Os perfis genéticos sugerem que estas comunidades são dominadas por bactérias conhecidas por heterótrofos. Ao contrário dos saqueadores de hidrogénio presentes na crosta oceânica mais jovem, estes micróbios não conseguem sintetizar os seus próprios alimentos e, em vez disso, precisam de encontrar alimento no ambiente circundante. Assim sendo, parecem obter energia a partir de matéria orgânica.
A comida dos heterótrofos pode vir dos resíduos decompostos de vida marinha que caem no fundo do mar, ou do colapso químico não biológico da própria crosta, como pode ser observado em alguns locais de fontes hidrotermais no fundo do oceano. De qualquer forma, estes resíduos ficam concentrados nas microrroturas cheias de argila, fazendo da argila um “material mágico” para a vida, diz Suzuki.
Nestas antigas rochas basálticas também foram encontrados micróbios que comem metano. Não se sabe ao certo qual é a fonte do metano, diz Lever, mas pode ter-se formado na crosta fresca do oceano através da cozedura do dióxido de carbono ali aprisionado. Talvez estas criaturas estejam a sobreviver à base de resíduos com dezenas de milhões de anos.
Vida para além da Terra
A existência de comunidades microbianas na antiga crosta oceânica também é um bom presságio para a possibilidade de vida no planeta vermelho. Quimicamente, os basaltos oceânicos da Terra são muito semelhantes aos basaltos de Marte, diz Arya Udry, cientista planetária da Universidade do Nevada, em Las Vegas, que não participou nesta investigação.
Esta descoberta aumenta as probabilidades de encontrarmos vida semelhante, em lugares comparáveis, nas nossas vizinhanças planetárias? “Completamente”, diz Lever. Apesar de não se conhecer ao certo a origem do metano, sabe-se que também existe em Marte, pelo que alguns destes micróbios que comem metano e que vivem nas crostas, como os encontrados no Pacífico Sul, também podem existir de alguma forma no planeta vermelho.
A esmectite mineral argilosa, que ajuda a fornecer alimento a muitos dos micróbios terrestres, também é encontrada no interior e exterior do basalto marciano. “Se no passado existiu vida em Marte, é provável que também possa existir atualmente nestes ambientes abaixo da superfície”, diz Lever.
Caso existam micróbios a sobreviver no interior de Marte, protegidos da radiação mortal que existe na superfície do planeta, em breve poderemos encontrá-los, diz Maria Zorzano
As implicações das descobertas feitas neste estudo vão para além do nosso sistema solar. Muitos dos ecossistemas da Terra são construídos sobre as fundações de organismos fotossintéticos, desde as algas que flutuam no mar até às plantas em terra.

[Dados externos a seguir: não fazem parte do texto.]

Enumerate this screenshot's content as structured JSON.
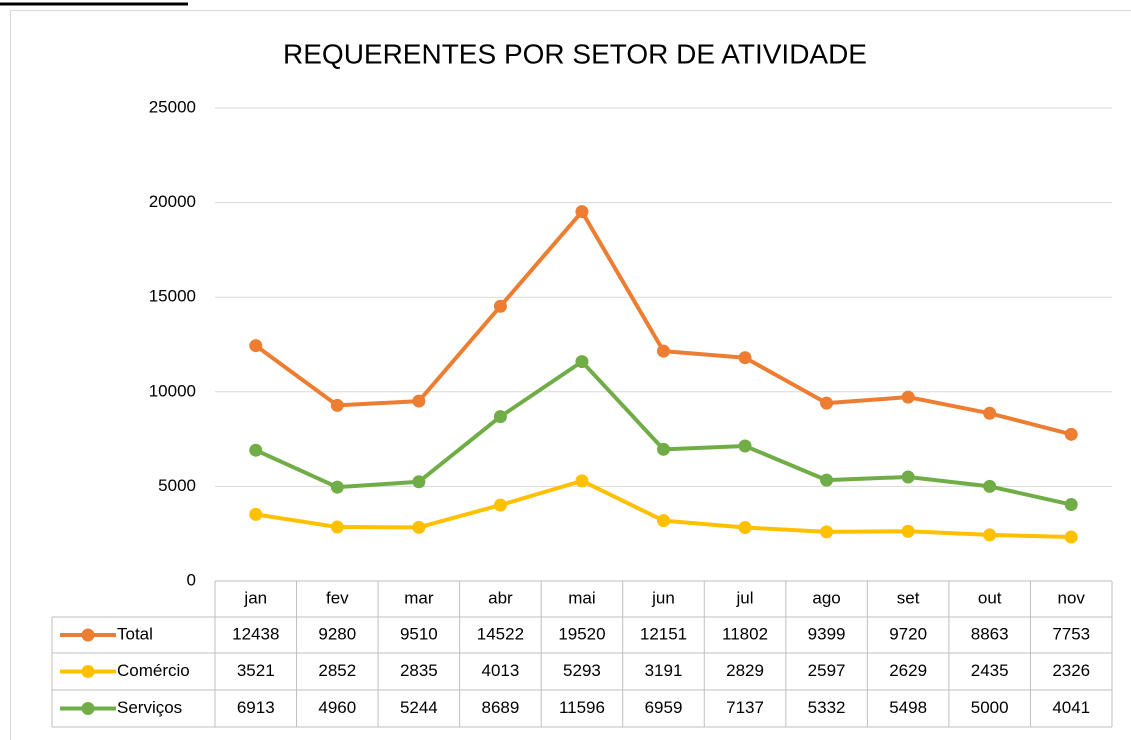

Mas estes micróbios que consomem metano podem extrair a sua energia apenas da crosta oceânica, tornando o seu ecossistema completamente diferente, mas não menos bem-sucedido.
A estratégia aparentemente invulgar destes micróbios pode ser mais comum no cosmos do que pensamos, diz Lever. “Quando olhamos para outros lugares no universo, a vida fotossintética pode muito bem ser a expceção.”